Um novo mercado turístico surge na Holanda: o de visitantes vindos do Brasil, Rússia, Índia e China. E o setor turístico holandês está fazendo o melhor que pode para atrair cidadãos destes quarto países emergentes.
“Nós estamos trabalhando no mercado chinês há três anos. A China é um mercado de crescimento”, diz Qing van Rossum da Royal Delft (fábrica de porcelana) e do museu de Delft. “Milhares de chineses participam de nossas visitas guiadas todos os anos, há um crescimento enorme. O volume dobra anualmente, tanto em número de visitantes quanto em faturamento. Nós temos grandes expectativas. Nossa ambição é 10 mil. E os russos estão vindo também. Eles têm muito dinheiro.”
A Royal Delft produz a famosa porcelana azul da cidade de Delft (no sul da Holanda) desde 1653. Os produtos não são apenas para exportação, a fábrica também atrai muitos turistas. Há inclusive visitas guiadas em chinês e russo.
Novas oportunidades
A Royal Delft é uma empresa que está se adaptando às novas oportunidades e o Conselho Holandês de Turismo está no centro destas mudanças. O órgão tem escritórios em diversos países, o que lhe proporciona a chance de focar no BRIC – grupo de países emergentes formado por Brasil, Rússia, Índia e China. Em 2009, cerca de 40 mil turistas visitaram a Holanda (número que representa apenas 4% do total de visitantes estrangeiros). Mesmo assim, o Conselho Holandês de Turismo acredita que é importante focar nestes países pois suas economias estão crescendo rapidamente.
“Pessoas destes países estão começando a viajar. Especialmente da China, que está se tornando um super poder”, diz Jos Vranken do Conselho Holandês de Turismo. “Primeiro eles exploram seus próprios países, depois países vizinhos. Em mercados emergentes como este, você percebe que eles começam a querer ir para países distantes. E a Holanda, como outros destinos europeus, quer se beneficiar com isto.”

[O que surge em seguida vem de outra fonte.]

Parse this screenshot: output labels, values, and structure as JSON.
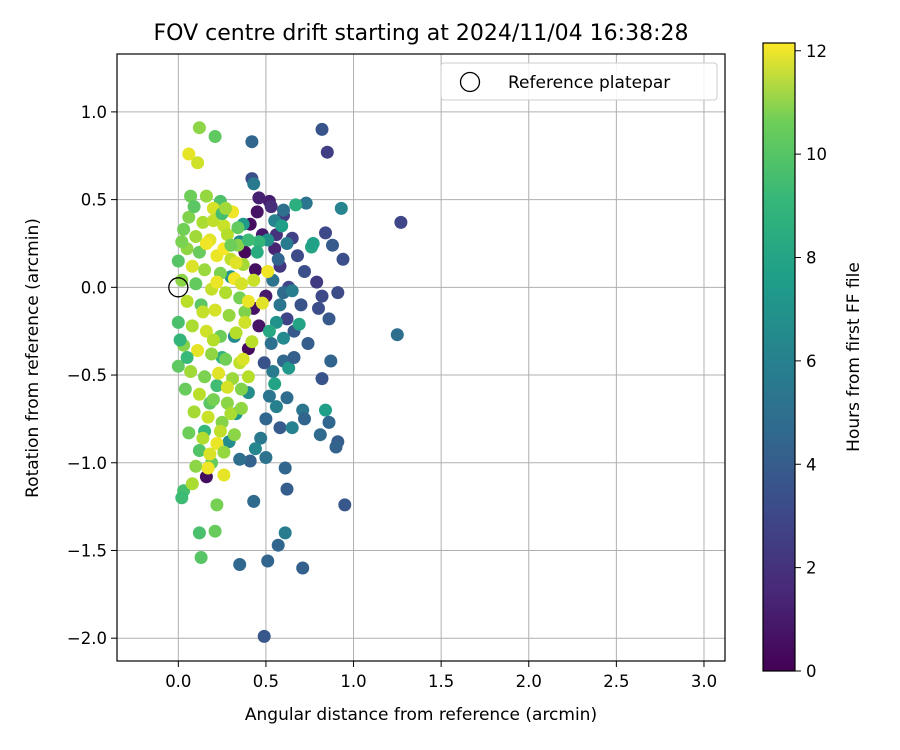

A maioria dos turistas na Holanda são os próprios holandeses e cidadãos de países vizinhos. Mas enquanto o número de turistas estrangeiros caiu 2% em 2009 devido à crise financeira, o volume de pessoas provenientes do BRIC cresceu.
Clássicos holandeses
O que os turistas querem realmente ver? “Nós tentamos satisfazer os desejos do mercado da melhor maneira possível com a marca ‘Holanda’. Os chineses, russos e indianos têm uma imagem preconcebida da Holanda: tamancos, moinhos de vento, tulipas, mestres da arte. Nós os chamamos de clássicos holandeses. Mas com o passar do tempo, o gosto muda. Os norte-americanos têm uma visão muito mais ampla hoje do que tinham há 20 anos. Eu acho que com os turistas do BRIC esta mudança vai ser mais rápida”, diz Vranken.
Beliches
Enquanto muitos hotéis não estão interessados no fluxo de visitantes chineses, outros estão sendo comprados por empresários da China. Eles colocam beliches nos quartos para manter os preços baixos. Como resultado, ônibus lotados de turistas chineses acabam se hospedando nestes hotéis.
De acordo com o Conselho Holandês de Turismo, proprietários de hotéis têm que decidir se devem ou não dar atenção especial aos turistas do BRIC. Se a decisão for pelo sim, eles têm que procurar aprender mais sobre seus hóspedes. A comida holandesa é geralmente muito suave. Indianos, por exemplo, são geralmente vegetarianos e querem mais serviços e quartos para toda a família. “Todos que economizaram para sair de férias querem ser tratados um pouquinho como reis”, diz Vranken. “Nós poderíamos oferecer isto aqui na Holanda com um pouco mais de serviço com um sorriso no rosto.”